Very nice recipe that gives you a lot of flexibility for entertaining because you can make ahead and serve hot, warm or cold. Also very easy to make!
Love your recipes. Can this be made ahead, refrigerated and then warmed up so it can be served warm instead of room temperature? I have a warming oven.
Hi Laura, so glad you liked the recipes! Yes, you can make this a day ahead. I prefer it at room temperature, but it’s fine to warm it in a warming oven if you’d prefer.
Thank you so much for your recipes, truly amazing site! I wonder if the salmon leftovers can be frozen?
So glad you like the recipes! I’ve never frozen this before so I can’t say for sure if the texture will be different when thawed, but I think you can get away with it.
I received a long, relatively thin piece (an inch or so) of wild-caught Alaskan skin-on salmon from a friend. I am worried about taking the skin off. Could I cook the salmon skin and remove it afterward? Thanks!!
Hi Theresa, Yup, that’s fine. It’ll be easy to remove once the salmon is cooked; just slide a thin metal spatula between the flesh and skin when serving.
Hi Jen – Making this for the first time tonight. Using a smaller piece of salmon – 1.25lbs. Will the cooking time be the same? The salmon is center cut New Zealand salmon
Hi Paulette, it may take slightly less time, but not much – just keep an close eye on it and you’ll know it’s done when the fish begins to flake and the thickest part.
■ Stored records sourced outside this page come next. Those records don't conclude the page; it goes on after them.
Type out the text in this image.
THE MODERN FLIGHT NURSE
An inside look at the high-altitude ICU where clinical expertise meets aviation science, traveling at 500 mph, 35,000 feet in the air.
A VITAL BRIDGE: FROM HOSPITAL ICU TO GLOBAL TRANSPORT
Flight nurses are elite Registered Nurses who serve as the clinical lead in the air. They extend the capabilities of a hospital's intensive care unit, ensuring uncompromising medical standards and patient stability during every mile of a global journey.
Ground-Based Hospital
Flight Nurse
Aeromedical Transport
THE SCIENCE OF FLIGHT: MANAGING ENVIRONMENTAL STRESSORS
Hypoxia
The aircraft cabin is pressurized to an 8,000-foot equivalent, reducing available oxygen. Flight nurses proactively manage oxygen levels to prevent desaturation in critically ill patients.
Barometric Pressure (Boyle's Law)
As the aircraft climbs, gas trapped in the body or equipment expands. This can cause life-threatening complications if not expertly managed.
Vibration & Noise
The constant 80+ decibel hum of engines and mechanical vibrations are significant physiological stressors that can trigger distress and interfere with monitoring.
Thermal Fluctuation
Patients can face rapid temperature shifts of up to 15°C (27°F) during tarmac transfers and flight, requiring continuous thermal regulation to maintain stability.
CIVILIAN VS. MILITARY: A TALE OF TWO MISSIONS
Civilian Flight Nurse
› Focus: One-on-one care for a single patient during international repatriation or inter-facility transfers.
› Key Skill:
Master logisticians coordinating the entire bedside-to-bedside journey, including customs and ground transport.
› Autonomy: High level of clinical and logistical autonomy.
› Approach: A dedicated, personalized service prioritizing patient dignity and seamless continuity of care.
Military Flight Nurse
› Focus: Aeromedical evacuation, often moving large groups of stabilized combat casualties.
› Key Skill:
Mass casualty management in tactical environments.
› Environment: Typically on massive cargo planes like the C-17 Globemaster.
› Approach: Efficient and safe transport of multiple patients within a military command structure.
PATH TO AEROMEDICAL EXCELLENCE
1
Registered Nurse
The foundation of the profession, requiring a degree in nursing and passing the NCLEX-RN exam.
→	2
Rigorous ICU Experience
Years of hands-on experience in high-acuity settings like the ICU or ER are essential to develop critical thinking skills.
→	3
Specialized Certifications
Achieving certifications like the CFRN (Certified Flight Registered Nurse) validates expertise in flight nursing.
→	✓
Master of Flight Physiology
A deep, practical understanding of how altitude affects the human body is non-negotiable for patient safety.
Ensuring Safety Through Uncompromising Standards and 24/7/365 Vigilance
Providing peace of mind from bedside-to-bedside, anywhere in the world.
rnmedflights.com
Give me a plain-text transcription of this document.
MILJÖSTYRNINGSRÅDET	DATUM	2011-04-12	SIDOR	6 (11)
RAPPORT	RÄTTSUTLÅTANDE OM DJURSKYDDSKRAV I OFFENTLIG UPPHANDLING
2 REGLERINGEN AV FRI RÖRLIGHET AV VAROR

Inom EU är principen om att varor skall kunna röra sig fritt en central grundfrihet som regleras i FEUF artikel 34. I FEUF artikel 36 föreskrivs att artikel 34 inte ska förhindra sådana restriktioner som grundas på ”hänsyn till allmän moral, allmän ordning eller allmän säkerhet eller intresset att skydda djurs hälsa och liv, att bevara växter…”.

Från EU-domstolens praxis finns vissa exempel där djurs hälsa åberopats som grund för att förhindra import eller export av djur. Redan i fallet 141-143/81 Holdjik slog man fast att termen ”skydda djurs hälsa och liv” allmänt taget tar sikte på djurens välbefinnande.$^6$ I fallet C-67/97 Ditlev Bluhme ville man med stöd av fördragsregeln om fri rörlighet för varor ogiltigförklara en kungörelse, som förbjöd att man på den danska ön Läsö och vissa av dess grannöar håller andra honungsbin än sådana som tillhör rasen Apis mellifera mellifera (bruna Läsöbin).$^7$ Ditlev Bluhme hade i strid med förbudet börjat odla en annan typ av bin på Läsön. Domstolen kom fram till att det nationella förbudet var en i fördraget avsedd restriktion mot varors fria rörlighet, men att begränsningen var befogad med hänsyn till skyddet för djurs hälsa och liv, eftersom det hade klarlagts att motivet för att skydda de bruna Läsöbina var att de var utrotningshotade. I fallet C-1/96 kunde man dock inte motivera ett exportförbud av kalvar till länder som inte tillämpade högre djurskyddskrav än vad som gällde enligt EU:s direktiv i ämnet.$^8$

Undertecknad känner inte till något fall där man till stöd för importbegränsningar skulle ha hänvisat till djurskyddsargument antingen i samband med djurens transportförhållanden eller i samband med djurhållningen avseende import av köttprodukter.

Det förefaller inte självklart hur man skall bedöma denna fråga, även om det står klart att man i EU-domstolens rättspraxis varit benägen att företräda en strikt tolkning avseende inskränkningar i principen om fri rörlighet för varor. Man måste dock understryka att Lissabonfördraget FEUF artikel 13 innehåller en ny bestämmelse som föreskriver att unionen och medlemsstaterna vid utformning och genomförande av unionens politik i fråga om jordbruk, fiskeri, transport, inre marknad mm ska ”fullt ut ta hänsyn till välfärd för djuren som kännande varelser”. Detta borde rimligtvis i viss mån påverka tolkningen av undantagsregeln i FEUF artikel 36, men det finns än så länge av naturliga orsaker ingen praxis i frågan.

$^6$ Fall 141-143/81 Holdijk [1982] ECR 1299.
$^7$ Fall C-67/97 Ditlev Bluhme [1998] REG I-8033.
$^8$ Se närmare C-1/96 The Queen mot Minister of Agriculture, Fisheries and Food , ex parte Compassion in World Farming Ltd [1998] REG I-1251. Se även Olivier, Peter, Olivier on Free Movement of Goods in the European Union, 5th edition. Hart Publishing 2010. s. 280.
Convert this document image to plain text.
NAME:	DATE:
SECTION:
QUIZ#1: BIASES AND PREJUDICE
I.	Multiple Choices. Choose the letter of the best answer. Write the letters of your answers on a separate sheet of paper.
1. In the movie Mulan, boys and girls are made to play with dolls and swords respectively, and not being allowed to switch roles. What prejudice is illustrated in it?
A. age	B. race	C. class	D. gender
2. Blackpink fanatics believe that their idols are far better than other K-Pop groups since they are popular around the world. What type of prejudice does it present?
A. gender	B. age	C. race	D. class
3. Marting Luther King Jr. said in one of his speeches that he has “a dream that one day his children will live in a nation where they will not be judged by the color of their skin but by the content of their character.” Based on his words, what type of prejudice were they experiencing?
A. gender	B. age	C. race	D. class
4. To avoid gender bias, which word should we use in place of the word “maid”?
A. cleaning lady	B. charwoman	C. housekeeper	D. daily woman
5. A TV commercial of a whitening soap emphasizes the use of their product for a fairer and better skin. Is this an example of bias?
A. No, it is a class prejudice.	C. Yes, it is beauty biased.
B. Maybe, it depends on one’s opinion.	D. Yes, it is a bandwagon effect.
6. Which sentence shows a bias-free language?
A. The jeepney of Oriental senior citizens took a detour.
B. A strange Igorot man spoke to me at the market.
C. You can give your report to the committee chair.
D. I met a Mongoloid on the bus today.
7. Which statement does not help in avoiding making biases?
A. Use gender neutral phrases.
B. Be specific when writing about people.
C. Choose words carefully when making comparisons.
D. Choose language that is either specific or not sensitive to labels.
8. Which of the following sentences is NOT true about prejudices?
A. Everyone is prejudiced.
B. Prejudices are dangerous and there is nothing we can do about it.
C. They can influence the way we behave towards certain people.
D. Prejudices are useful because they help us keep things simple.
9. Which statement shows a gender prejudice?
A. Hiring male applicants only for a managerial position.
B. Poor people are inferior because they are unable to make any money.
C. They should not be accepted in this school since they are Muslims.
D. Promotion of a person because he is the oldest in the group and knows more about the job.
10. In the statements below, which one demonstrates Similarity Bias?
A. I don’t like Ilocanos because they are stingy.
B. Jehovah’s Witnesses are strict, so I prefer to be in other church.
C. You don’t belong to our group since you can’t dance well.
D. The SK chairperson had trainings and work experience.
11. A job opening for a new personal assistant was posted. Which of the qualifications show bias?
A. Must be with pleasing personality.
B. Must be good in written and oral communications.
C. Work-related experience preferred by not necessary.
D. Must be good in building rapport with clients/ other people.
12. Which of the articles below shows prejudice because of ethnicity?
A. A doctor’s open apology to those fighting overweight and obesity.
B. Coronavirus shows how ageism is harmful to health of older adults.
Hope you enjoy!
Hi Jenn! We love your books and recipes and have been using them for years. We’re planning a shabbat dinner in a couple of weeks and want to make a pretty elaborate meal, with this salmon as one of the main dishes. We want to do a much prep in advance since we’ll have a lot of items to keep track of. We want to serve this salmon warm. What’s the best way to do any prep work in advance and serve it warm?
Hi Clayton, Thanks for your nice words about the recipes — so glad you like them! For the salmon, I think I’d undercooked it ever so slightly initially and then reheat it gently before serving.
This is my go to recipe for my family. They love it. In the past, I have served it in the spring and in the summer .
I am planning a fall birthday ladies luncheon for my BFF. What would you suggest as sides?
So glad it’s a hit with your family! It would pair nicely with crusty bread and carrot salad.
I have a Miele steam oven. Would this recipe work (and be just as good) in the steam oven?
Hi Evie, I’m not familiar with a steam oven so I can’t say for sure – I’m sorry I can’t be more helpful!
I hope you can give me a suggestion. I would love to make this for an up coming dinner party, baked on fig leaves. One of my guests does not eat shallots or onions is there another salsa you would suggest. also what temperature does the salmon need to cook to. Thanks so much
Hi Lynn, you can just omit the shallots. I might suggest serving a bowl of chives on the side and allowing guests to sprinkle them on top of their portions. And regarding the temperature, I’d aim for about 125°F at the thickest part. (Typically, I’d suggest cooking closer to 145°F, but for this, you’re aiming for it to be just barely cooked through.) Hope everyone enjoys!